The attendant told me that I needed to call smartEX system support to solve the problem. I asked if there was one. He grabbed a smartEX pamphlet but there was no number. He said, “There’s a number listed in the app.” There was not but I said thank you anyway and offered some advice, “I feel sorry for the station attendants if JR Central doesn’t improve smartEX. When the English language version of this drops on October 30, it will be a mess.”

smartEX Weak Points
I used my travel time to dig around in EX App preferences. It was time well spent. smartEX registration can only be done in the browser, but once completed you can edit account information in EX App. The app has a FaceID/Touch ID log in option but there is a separate mandatory security layer for editing smartEX account information:

Generate a onetime password and receive it by email. After entering the onetime password you can edit all your registered information: name, email, credit card, Apple Pay Suica ID:

I re-entered my Apple Pay Suica ID and asked the station attendant in Nagoya to confirm if my smartEX was correct. She placed my iPhone on the reader and confirmed that I was all set now. My return trip was a breeze, smartEX worked fine.

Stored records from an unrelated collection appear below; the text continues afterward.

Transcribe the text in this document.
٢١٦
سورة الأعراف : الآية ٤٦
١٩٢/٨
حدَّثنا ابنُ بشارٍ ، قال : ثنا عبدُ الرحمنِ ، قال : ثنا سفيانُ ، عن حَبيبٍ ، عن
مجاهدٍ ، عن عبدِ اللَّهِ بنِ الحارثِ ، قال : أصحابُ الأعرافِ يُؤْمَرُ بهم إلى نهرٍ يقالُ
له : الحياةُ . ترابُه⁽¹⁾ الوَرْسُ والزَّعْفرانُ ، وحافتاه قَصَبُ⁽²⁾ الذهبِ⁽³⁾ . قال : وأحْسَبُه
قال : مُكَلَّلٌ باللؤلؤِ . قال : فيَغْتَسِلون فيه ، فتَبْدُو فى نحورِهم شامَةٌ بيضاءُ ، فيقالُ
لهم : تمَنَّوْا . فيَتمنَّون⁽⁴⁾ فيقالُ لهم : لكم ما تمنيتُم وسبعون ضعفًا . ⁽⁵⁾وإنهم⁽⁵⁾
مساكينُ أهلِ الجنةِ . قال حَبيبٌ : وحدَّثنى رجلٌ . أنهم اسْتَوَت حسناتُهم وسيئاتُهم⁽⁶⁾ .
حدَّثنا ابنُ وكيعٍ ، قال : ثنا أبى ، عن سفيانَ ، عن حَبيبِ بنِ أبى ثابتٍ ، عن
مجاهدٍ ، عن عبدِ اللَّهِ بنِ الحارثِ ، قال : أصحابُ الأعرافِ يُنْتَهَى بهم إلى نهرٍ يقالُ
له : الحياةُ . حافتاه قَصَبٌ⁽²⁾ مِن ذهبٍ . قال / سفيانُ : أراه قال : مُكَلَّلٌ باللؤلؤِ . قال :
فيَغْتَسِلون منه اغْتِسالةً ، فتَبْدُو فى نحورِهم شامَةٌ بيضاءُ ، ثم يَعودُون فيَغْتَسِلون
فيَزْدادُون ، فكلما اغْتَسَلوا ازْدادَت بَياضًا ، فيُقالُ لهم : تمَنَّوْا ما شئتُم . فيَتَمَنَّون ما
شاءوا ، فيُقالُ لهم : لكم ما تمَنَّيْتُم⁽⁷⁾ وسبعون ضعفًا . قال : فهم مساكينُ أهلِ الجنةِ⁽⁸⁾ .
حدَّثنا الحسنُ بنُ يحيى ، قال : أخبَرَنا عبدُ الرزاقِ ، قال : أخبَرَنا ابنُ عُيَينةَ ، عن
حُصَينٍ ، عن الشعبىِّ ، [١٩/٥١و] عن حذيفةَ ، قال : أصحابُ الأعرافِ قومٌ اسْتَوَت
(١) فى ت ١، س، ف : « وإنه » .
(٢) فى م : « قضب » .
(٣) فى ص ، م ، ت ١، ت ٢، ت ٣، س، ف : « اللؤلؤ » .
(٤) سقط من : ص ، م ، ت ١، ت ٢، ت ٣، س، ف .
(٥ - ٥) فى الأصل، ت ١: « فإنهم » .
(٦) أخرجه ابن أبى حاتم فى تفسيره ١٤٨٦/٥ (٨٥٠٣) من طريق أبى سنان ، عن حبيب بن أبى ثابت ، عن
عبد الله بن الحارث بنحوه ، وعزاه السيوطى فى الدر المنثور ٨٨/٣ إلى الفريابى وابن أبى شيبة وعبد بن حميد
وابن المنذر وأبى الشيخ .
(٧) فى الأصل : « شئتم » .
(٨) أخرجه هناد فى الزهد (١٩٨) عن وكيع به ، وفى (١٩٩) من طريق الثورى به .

Apple Pay Suica ID Formatting Differnces and Errors
As I said previously smartEX registration is a work in progress and will certainly be a friction point for some inbound Apple Pay Suica users and boils down to the Apple Pay Suica ID number:

  1. Suica App copies the entire 17 character Suica ID (screen shot below)
  2. smartEX only accepts a 15 character ID and automatically formats the pasted ID from Suica App deleting the final 2 characters

Suggestion for Smooth smartEX Experience
Here is a suggestion for a smooth maiden smartEX voyage. The EX App itself cannot verify if everything is in working order with JR East Mobile Suica, but JR Central station attendants at Tokaido Shinkansen ticket gates can verify it for you. Verification requires the following:

  • Successful smartEX registration
  • Successful smartEX login and e-ticket purchase

Tell the Shinkansen gate attendant that you want to verify your smartEX ticket purchase and hand them your iPhone. A quick check on the reader is all that is needed. If all is in order you are assured of a smooth process every time. Have your smartEX ID and password on hand in case something goes wrong. The attendant will need it to print out paper tickets.

UPDATE
The information on this post has been updated to reflect changes in smartEX and Mobile Suica systems. Apple Pay Suica card ID numbers do not change when removed and re-added to Wallet or when migrating Apple Pay Suica to a new device.